JOURNAL ARTICLE

Full conversion from transfemoral to transradial approach for percutaneous coronary interventions results in a similar success rate and a rapid reduction of in-hospital cardiac and vascular major events

Vincent Dangoisse, Antoine Guédès, Laurence Gabriel, Jacques Jamart, Patrick Chenu, Baudouin Marchandise, Erwin Schroeder
EuroIntervention 2013, 9 (3): 345-52
23872649

AIMS: The transradial approach (TRA) for percutaneous coronary intervention (PCI) recently emerged as a safer vascular access with a similar rate of MACE but a lower success rate requiring crossover to another approach when compared to the transfemoral approach (TFA).

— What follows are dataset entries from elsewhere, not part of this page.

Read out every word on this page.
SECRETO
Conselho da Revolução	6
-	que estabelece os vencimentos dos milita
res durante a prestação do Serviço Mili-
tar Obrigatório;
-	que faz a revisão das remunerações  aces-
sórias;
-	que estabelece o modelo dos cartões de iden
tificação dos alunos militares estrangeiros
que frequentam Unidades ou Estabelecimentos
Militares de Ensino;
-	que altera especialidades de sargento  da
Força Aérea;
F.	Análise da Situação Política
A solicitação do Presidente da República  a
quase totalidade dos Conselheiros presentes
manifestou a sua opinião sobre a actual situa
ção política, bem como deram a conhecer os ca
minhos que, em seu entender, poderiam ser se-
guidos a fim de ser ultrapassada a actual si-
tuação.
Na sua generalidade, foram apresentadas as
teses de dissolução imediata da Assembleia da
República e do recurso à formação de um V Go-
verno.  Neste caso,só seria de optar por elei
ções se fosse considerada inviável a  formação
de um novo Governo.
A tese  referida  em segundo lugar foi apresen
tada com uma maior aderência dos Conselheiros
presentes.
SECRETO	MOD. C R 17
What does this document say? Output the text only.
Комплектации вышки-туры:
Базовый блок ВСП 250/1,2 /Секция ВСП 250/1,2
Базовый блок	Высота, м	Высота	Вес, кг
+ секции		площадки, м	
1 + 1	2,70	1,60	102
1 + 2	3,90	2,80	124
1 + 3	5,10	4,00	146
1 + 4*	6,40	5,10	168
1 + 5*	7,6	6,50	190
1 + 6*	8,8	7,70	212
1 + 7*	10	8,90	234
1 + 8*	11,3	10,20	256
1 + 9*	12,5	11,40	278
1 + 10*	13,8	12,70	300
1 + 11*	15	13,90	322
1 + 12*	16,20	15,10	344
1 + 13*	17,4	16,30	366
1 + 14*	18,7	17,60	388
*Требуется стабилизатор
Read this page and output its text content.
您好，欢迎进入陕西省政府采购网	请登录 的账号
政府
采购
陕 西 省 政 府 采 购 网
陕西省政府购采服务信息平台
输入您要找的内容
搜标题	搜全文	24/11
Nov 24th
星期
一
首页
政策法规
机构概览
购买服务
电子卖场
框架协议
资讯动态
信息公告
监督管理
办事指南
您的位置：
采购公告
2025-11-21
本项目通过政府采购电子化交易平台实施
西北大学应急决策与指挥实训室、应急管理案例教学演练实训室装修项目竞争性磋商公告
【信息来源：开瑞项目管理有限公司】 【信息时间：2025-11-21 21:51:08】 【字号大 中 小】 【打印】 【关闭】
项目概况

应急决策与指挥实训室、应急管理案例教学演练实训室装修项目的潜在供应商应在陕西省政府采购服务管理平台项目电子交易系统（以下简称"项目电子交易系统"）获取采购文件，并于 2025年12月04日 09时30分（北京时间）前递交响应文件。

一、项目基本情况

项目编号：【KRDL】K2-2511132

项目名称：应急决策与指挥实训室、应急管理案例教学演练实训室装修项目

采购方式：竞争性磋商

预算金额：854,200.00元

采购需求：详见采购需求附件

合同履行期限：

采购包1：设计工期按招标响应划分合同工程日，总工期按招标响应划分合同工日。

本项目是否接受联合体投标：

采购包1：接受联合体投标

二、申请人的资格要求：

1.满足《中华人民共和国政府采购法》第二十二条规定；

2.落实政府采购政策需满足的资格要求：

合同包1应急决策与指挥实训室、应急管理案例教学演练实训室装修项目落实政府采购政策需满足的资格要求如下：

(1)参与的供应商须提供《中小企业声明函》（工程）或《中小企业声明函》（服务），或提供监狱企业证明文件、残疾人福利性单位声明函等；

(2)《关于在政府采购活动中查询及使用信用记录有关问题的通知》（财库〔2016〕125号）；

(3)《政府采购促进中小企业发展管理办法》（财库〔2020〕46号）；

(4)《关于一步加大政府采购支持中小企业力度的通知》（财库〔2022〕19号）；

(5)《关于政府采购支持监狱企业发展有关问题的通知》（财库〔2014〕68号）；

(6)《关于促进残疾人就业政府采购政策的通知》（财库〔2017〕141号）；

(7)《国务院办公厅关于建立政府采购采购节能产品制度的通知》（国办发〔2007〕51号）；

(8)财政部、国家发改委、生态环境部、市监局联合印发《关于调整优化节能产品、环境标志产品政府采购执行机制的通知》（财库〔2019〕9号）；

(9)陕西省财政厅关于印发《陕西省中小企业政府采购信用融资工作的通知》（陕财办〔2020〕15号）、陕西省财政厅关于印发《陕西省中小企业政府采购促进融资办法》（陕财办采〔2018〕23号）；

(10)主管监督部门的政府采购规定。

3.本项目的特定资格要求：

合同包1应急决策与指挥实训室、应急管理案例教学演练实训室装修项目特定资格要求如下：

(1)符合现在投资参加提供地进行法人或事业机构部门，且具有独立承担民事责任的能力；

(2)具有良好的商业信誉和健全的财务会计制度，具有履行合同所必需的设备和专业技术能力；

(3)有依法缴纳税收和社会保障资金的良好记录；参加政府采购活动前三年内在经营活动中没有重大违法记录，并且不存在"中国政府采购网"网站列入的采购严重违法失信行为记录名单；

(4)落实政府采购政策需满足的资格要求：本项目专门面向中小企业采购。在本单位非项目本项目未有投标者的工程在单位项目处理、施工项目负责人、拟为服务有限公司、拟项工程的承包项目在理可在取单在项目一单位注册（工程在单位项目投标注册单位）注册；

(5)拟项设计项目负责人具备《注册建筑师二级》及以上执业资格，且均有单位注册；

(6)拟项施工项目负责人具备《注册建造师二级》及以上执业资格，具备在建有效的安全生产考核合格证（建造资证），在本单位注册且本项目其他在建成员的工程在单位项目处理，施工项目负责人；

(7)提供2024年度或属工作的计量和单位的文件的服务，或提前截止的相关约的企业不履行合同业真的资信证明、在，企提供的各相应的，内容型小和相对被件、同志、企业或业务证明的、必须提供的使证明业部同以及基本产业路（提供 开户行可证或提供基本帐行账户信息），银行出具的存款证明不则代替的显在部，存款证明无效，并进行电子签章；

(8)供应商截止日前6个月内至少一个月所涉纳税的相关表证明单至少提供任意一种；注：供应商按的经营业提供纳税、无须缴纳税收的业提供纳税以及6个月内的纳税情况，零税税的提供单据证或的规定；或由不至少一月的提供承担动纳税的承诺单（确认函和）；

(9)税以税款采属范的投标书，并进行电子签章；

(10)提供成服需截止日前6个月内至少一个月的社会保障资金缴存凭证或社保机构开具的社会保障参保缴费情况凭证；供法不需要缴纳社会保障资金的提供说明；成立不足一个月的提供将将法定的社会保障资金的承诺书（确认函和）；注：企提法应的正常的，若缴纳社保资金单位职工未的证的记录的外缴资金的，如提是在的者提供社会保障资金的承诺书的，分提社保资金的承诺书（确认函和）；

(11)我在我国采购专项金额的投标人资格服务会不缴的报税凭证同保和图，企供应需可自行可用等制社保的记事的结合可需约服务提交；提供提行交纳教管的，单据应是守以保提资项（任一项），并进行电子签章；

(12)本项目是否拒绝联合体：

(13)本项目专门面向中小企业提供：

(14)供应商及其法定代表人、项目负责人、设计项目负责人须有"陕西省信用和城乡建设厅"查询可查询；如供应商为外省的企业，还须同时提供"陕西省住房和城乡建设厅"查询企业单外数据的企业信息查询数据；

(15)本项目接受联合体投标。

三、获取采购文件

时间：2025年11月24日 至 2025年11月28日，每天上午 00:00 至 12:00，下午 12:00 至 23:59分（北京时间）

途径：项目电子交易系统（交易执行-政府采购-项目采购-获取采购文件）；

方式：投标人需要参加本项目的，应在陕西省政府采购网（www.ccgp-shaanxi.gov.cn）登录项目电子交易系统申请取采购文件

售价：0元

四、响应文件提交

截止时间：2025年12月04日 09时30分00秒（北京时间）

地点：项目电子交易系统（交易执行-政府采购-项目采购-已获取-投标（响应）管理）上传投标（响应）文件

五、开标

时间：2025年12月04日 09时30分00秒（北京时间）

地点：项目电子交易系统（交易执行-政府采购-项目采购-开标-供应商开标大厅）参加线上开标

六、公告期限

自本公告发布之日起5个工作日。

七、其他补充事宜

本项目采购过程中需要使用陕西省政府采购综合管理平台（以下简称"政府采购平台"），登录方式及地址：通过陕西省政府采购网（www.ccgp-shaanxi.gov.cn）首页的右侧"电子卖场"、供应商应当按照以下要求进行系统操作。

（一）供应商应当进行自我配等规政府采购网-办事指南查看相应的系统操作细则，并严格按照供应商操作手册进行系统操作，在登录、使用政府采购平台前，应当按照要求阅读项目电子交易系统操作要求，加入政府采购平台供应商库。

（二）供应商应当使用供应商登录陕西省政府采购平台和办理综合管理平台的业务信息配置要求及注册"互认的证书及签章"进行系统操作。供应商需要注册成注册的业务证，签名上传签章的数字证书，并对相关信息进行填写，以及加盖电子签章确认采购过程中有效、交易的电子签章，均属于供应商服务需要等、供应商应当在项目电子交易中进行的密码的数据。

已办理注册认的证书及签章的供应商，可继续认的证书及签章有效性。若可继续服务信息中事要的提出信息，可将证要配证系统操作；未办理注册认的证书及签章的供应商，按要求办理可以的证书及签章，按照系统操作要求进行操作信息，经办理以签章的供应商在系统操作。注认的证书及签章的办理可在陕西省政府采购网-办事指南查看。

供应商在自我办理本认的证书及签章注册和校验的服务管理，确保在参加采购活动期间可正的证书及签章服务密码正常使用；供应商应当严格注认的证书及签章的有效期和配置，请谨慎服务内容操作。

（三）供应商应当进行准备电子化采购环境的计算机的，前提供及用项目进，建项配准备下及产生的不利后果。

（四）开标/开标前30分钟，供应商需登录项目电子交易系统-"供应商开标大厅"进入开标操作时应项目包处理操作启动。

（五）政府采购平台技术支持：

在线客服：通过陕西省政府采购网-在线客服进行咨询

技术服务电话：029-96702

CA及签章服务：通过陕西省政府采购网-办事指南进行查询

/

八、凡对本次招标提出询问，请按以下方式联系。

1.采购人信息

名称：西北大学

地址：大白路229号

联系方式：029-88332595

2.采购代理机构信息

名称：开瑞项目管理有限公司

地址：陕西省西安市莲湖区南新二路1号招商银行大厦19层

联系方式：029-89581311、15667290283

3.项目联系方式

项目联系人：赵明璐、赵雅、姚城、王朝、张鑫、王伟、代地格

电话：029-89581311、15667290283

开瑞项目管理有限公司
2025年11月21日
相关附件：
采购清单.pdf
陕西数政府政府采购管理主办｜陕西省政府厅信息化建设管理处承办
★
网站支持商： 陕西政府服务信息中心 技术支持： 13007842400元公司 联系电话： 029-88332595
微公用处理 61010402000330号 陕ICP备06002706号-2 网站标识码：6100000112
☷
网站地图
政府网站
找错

METHODS AND RESULTS: In our hospital the introduction of the TRA in November 2003 resulted in a progressive decline of TFA use. Over the five years of conversion to TRA, from 2002 (100% TFA) to 2007 (98% TRA), major adverse cardiac events (MACE) and all in-hospital vascular and bleeding events, related or not to vascular access, were prospectively collected to assess performances of each approach in the specific setting of PCI (percutaneous coronary interventions). Data of 1,928 TFA and 1,672 TRA for a total of 3,600 consecutive PCI procedures are reported. PCI success rate was unchanged by TRA (96.1% versus 95.3% for TFA, NS). TRA was associated with a reduction in the rate of post-PCI myocardial infarction (2.3% versus 3.6% for TFA, p=0.023) and with a significant reduction of MACE (3.8% versus 5.2% for TFA, p=0.041). TRA use was also associated with a marked reduction of blood transfusion and surgery for post-PCI bleeding (0.2% versus 1.5% for TFA, p<0.001), despite more frequent prescription of downstream glycoprotein IIb/IIIa inhibitors (23.7% versus 7.4% for TFA, p<0.001). Thus, TRA resulted in a rapid and significant reduction of all major in-hospital adverse events, cardiac as well as non-cardiac, pooled in a "Net Adverse Clinical Event (NACE) index" of non-desirable events: death, myocardial infarction, stroke, urgent CABG surgery, surgery for bleeding and vascular events and blood transfusion. Such events occurred in 4.1% of TRA (n=69) as compared to 7% of TFA (n=134) (p<0.001), accounting for a 41% relative reduction of this NACE index by TRA. By multivariate analysis, TRA was related to a better in-hospital outcome (OR 0.64, 95% confidence interval [CI] 0.47-0.87; p=0.005).

CONCLUSIONS: TRA for PCI provides the same success rate as TFA but significantly reduces post hoc related complications.